When they get the sound right in the oddly-shaped rectangular venue at JJ’s–as each band did on Friday night–you get the makings of a magical night. While it may not be the premier spot for acts in Chattanooga that it once was, JJ’s Bohemia serves an important niche for the music scene. For Friday night’s line-up, each band shared the distinction of featuring a female lead vocalist. And I will say, in each case, the singers had such strong voices–and presences–they lifted the music to an even higher level of quality, especially when you consider that in a venue such as JJ’s, subtlety can be difficult to achieve.
Stagolee, a seasoned, indie-rock, blues-based band started off the night. They began as a duo in Starkville, Mississippi, but are currently based out of Nashville. They balance an eclectic mix of genres, at times sounding like an indie pop rock band, at others folk rock–and everything in between these apparent distances. As the opening act, they really laid down it down. We all knew this was not going to be amateur night.
Ashley and the Xs are a Chattanoooga-based band who’ve recently added my very own brother, John Prevost, as a bassist to their own distinctive mix. Actually, John brings a custom-made electric, eight-string guitar to the mix (three of the eight strings correlate to a standard bass, the A, D, and G strings). It brings all the bass you need, and more importantly also offers the possibilities of bass-like chordal structures, which give the music an extra dimension and natural sophistication. Besides the obvious strength of Ashley’s performance and vocal quality, in a lot of ways the band centers around the metronomic-precision of Dan Walker on the drums. In spite of this being the first time the band has played out in several months, and with the recent addition of a fifth member, they more than held their own between the two touring acts from Knoxville and Nashville between them.
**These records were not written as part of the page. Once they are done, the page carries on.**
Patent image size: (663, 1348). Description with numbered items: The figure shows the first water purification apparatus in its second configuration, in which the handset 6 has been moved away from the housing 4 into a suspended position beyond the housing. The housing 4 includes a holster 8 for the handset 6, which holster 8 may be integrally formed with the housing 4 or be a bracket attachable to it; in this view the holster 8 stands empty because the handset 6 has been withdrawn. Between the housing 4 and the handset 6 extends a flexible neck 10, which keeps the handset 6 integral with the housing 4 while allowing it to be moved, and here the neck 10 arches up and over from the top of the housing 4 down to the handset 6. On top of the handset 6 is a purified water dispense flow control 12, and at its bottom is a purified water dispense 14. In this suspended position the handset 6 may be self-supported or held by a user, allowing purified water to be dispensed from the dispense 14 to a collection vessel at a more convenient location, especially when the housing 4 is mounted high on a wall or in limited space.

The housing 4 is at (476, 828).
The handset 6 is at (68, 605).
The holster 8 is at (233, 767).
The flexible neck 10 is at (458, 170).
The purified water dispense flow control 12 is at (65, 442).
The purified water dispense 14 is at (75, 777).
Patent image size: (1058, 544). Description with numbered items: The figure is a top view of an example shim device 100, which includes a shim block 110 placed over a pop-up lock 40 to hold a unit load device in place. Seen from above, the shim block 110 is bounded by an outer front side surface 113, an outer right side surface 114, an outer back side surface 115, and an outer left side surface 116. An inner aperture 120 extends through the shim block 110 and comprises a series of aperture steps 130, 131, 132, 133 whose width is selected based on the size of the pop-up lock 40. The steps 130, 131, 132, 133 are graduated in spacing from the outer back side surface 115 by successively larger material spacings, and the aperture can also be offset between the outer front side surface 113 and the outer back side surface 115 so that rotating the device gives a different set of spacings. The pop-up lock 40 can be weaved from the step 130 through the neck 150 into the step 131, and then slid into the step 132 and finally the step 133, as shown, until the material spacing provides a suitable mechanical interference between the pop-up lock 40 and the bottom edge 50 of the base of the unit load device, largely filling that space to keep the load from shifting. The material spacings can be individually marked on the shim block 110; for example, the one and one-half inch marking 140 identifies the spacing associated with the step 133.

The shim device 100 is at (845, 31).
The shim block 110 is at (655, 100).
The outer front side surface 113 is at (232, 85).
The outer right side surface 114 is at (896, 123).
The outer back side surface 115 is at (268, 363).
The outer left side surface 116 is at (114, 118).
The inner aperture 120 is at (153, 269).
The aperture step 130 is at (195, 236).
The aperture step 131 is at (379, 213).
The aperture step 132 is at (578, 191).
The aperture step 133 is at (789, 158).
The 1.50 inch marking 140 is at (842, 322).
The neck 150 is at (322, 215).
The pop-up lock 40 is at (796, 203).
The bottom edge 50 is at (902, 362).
It was my own loss that I was out back for most of Christabel and the Jons. When you have three bands, as JJ’s often does, and when the first act doesn’t begin until, what? 10:30? sometimes it can become an endurance race to hang in there. When I did come back in, I witnessed an especially distinctive, impressive act who look like they’re on a quest for greater things yet, and there’s not reason to think they won’t. If the upright bass and accordion aren’t enough to catch your attention, the semi-hollow Gibson guitar is sure to resonate. An original act, I hear they’ve already done a commercial for Apple.
What a night. If JJ’s can keep bringing in such seasoned talent, and perhaps shifting back the opening acts and pretending we’re on Central Time Zone, they’re sure to keep bringing the crowds.